Cultural and Regional Influences
Both countries have regional variations that further influence their meat dishes and preferences.
France
French regional cuisine is highly diverse:
- Burgundy: Known for boeuf bourguignon and coq au vin.
- Provence: Famous for daube (a slow-cooked beef stew) and lamb dishes.
- Normandy: Notable for dishes like veal escalopes and pork with apples.
Conclusion
The differences in meat between France and the UK are rooted in historical, cultural, and culinary traditions.
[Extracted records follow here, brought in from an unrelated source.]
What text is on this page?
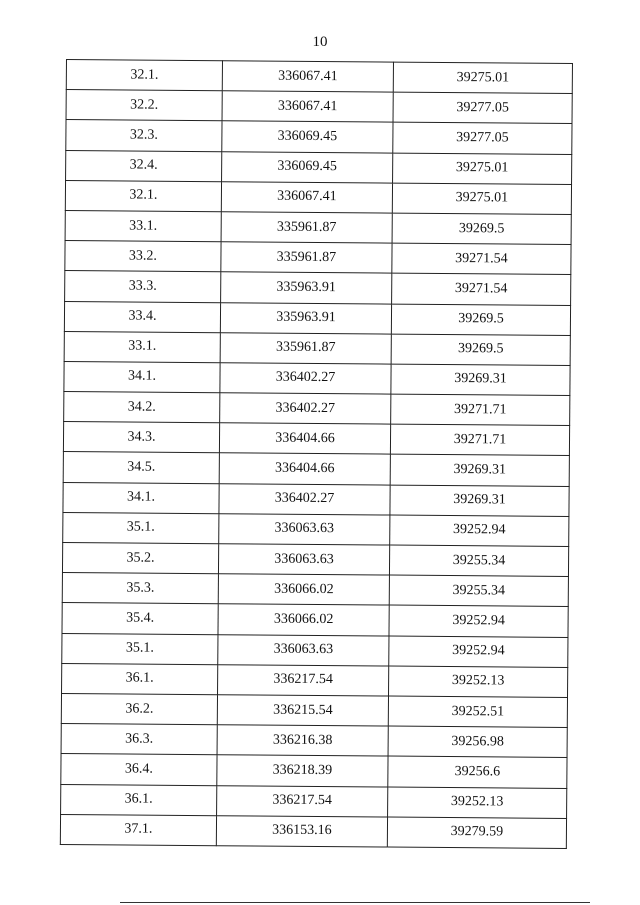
10
32.1.	336067.41	39275.01
32.2.	336067.41	39277.05
32.3.	336069.45	39277.05
32.4.	336069.45	39275.01
32.1.	336067.41	39275.01
33.1.	335961.87	39269.5
33.2.	335961.87	39271.54
33.3.	335963.91	39271.54
33.4.	335963.91	39269.5
33.1.	335961.87	39269.5
34.1.	336402.27	39269.31
34.2.	336402.27	39271.71
34.3.	336404.66	39271.71
34.5.	336404.66	39269.31
34.1.	336402.27	39269.31
35.1.	336063.63	39252.94
35.2.	336063.63	39255.34
35.3.	336066.02	39255.34
35.4.	336066.02	39252.94
35.1.	336063.63	39252.94
36.1.	336217.54	39252.13
36.2.	336215.54	39252.51
36.3.	336216.38	39256.98
36.4.	336218.39	39256.6
36.1.	336217.54	39252.13
37.1.	336153.16	39279.59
French cuisine’s emphasis on technique and precision is reflected in its detailed butchery and cooking methods, while British cuisine’s heartier, simpler approach is evident in its robust flavours and traditional practices. Understanding these differences, including the varied terminology for meat cuts and the impact of hanging practices, enriches our appreciation of both culinary traditions. Whether enjoying a tender filet mignon in France or a flavourful rib-eye steak in the UK, the distinct approaches to meat preparation offer unique and delightful gastronomic experiences.
Wherever you are meat that appears wet is best avoided and meat in a tray with liquid in the bottom is a very definite no no.